"Stuy" was located further uptown, on 15th street and 1st avenue, until 1992 when it was relocated to its current location at the west end of Chambers Street, a few blocks from the World Trade Center. (Both sites are in Manhattan).

Students from all over New York City attend the school, many with commutes longer than an hour (my own commute was 90 minutes, each way).

The most respected students are not the quarterback nor the cheerleaders, but rather those with academic prowess.

Famous alums include Lucy Liu, James Cagney, Paul Reiser, Tim Robbins, Thelonious Monk, and Dick Morris. Author Frank McCourt taught at Stuy for a while (in the '80s?) and often mentions it during interviews.

The football team is named the "Peglegs" (after Peter Stuyvesant's peg leg). Traditionally, Stuyvesant is very strong at fencing and boys and girls swimming.

Stuy has a fierce academic rivalry with Bronx Science (think of the '80s TV show Head of the Class.)

Fans of the technophile cult classic Hackers (with Angelina Jolie and Jonny Lee Miller) will recognize Stuyvesant as the high school Dade Murphy transfers to after moving to New York. The movie was filmed there two years after the opening of the new and impressive downtown building. The extras used in the school shots (and even other places around the city) were mostly Stuyvesant students.

The choice of filming location was quite appropriate to the subject matter of the film. Stuyvesant, being a specialized math and science high school, has always had an advanced computer science program. Unofficially, it has also been known to breed 31337 h4x0rs as well as script kiddies, as exemplified by Joey's character in the movie. However, none of them have been nearly as gorgeous and cool as the main characters of the film.

In 1995, a couple of students were involved in breaking into the computer systems of several top universities, including Columbia, Princeton, and Bucknell. One news article dubbed Stuyvesant "Hacker High."

Stuyvesant hacker activity was previously associated with IRC channel #stuy95.

While Stuyvesant is commonly held to be the top public high school in New York City, that isn't exactly the case.

For one, there is no teacher screening process. New teachers are accepted on a simple seniority system, which means a young, enthusiastic teacher with a degree from M.I.T and an actual lesson plan based on pedagogical research will probably be rejected in favor of a demented and burnt-out veteran.
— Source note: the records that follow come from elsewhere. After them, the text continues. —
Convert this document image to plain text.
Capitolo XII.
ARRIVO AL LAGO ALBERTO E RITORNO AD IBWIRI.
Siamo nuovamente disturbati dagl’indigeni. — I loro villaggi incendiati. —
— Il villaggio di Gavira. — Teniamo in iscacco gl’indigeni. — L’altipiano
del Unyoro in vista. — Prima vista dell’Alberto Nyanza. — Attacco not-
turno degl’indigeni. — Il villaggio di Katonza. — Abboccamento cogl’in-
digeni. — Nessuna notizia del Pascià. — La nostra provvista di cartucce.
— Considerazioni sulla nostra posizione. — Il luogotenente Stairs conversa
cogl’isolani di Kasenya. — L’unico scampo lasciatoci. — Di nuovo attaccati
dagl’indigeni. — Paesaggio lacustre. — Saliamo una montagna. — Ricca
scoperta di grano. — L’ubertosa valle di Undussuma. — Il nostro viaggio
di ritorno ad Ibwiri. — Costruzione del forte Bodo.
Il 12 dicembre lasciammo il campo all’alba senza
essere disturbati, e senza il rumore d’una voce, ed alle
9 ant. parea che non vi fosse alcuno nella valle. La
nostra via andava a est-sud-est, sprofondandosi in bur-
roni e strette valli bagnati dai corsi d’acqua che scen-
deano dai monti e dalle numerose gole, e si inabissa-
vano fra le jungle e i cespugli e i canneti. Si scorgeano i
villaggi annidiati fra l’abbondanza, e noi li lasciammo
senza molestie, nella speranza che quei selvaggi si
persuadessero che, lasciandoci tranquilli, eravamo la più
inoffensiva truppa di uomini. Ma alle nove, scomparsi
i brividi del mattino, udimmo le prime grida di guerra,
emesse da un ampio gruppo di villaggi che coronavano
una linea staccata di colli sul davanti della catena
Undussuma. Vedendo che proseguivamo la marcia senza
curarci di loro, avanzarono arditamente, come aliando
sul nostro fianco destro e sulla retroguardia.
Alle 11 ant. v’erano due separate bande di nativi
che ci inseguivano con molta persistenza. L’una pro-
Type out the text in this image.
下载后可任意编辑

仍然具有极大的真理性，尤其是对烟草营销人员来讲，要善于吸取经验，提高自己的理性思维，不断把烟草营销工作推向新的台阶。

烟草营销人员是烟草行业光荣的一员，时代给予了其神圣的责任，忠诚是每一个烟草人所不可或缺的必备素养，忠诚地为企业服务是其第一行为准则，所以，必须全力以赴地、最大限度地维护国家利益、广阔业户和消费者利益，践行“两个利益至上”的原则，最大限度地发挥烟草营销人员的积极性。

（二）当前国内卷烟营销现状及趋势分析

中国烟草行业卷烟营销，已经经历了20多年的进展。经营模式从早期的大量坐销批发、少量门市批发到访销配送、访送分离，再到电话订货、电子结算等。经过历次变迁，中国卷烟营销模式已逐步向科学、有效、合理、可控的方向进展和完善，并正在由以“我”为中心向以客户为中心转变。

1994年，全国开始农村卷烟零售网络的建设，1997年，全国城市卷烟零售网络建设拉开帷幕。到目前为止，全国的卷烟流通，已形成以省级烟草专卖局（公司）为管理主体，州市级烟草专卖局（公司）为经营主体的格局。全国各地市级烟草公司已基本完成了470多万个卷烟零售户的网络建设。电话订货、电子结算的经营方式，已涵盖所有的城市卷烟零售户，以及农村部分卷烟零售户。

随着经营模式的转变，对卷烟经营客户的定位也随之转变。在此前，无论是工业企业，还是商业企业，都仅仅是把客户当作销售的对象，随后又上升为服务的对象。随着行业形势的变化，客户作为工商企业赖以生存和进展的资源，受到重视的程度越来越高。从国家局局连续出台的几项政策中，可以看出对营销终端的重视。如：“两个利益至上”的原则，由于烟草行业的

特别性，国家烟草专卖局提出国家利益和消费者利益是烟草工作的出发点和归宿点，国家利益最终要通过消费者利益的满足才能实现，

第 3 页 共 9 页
I have the deepest respect for those who have braved the classroom for decades, but I am all too familiar with dementia and a disconnection from reality in those (oftentimes previously brilliant) individuals. Then there is the problem of teachers who are just plain incompetent and are accepted through the seniority system. Mentioning specific names would probably result in swift retaliation unto me, but the general consensus amongst the students is that a number of teachers have no business teaching The Supposedly Best and Brightest. The other two specialized high schools of the city, Bronx Science and Brooklyn Tech employ a screening process. Why not Stuyvesant? A proposed screening process was put up for voting earlier this year. It was rejected, by a landslide. The primary reason cited by most voters was "job security".

A number of other problems exist, although none as glaring as the former. The Technology and CS departments are waging war, the Student Union is meaningless, the class schedule allots equal time to Multivariable Calculus and Health class, et cetera.

Most of the above information is based on word-of-mouth and observing indirect effects of the newly adopted policies, as the administration doesn't bother to inform the students of decisions directly affecting their education and their future. Perhaps it's due to technical difficulties of doing so, although we are provided with completely meaningless handouts about non-events on a regular basis. If you happen to notice an error, feel free to correct me.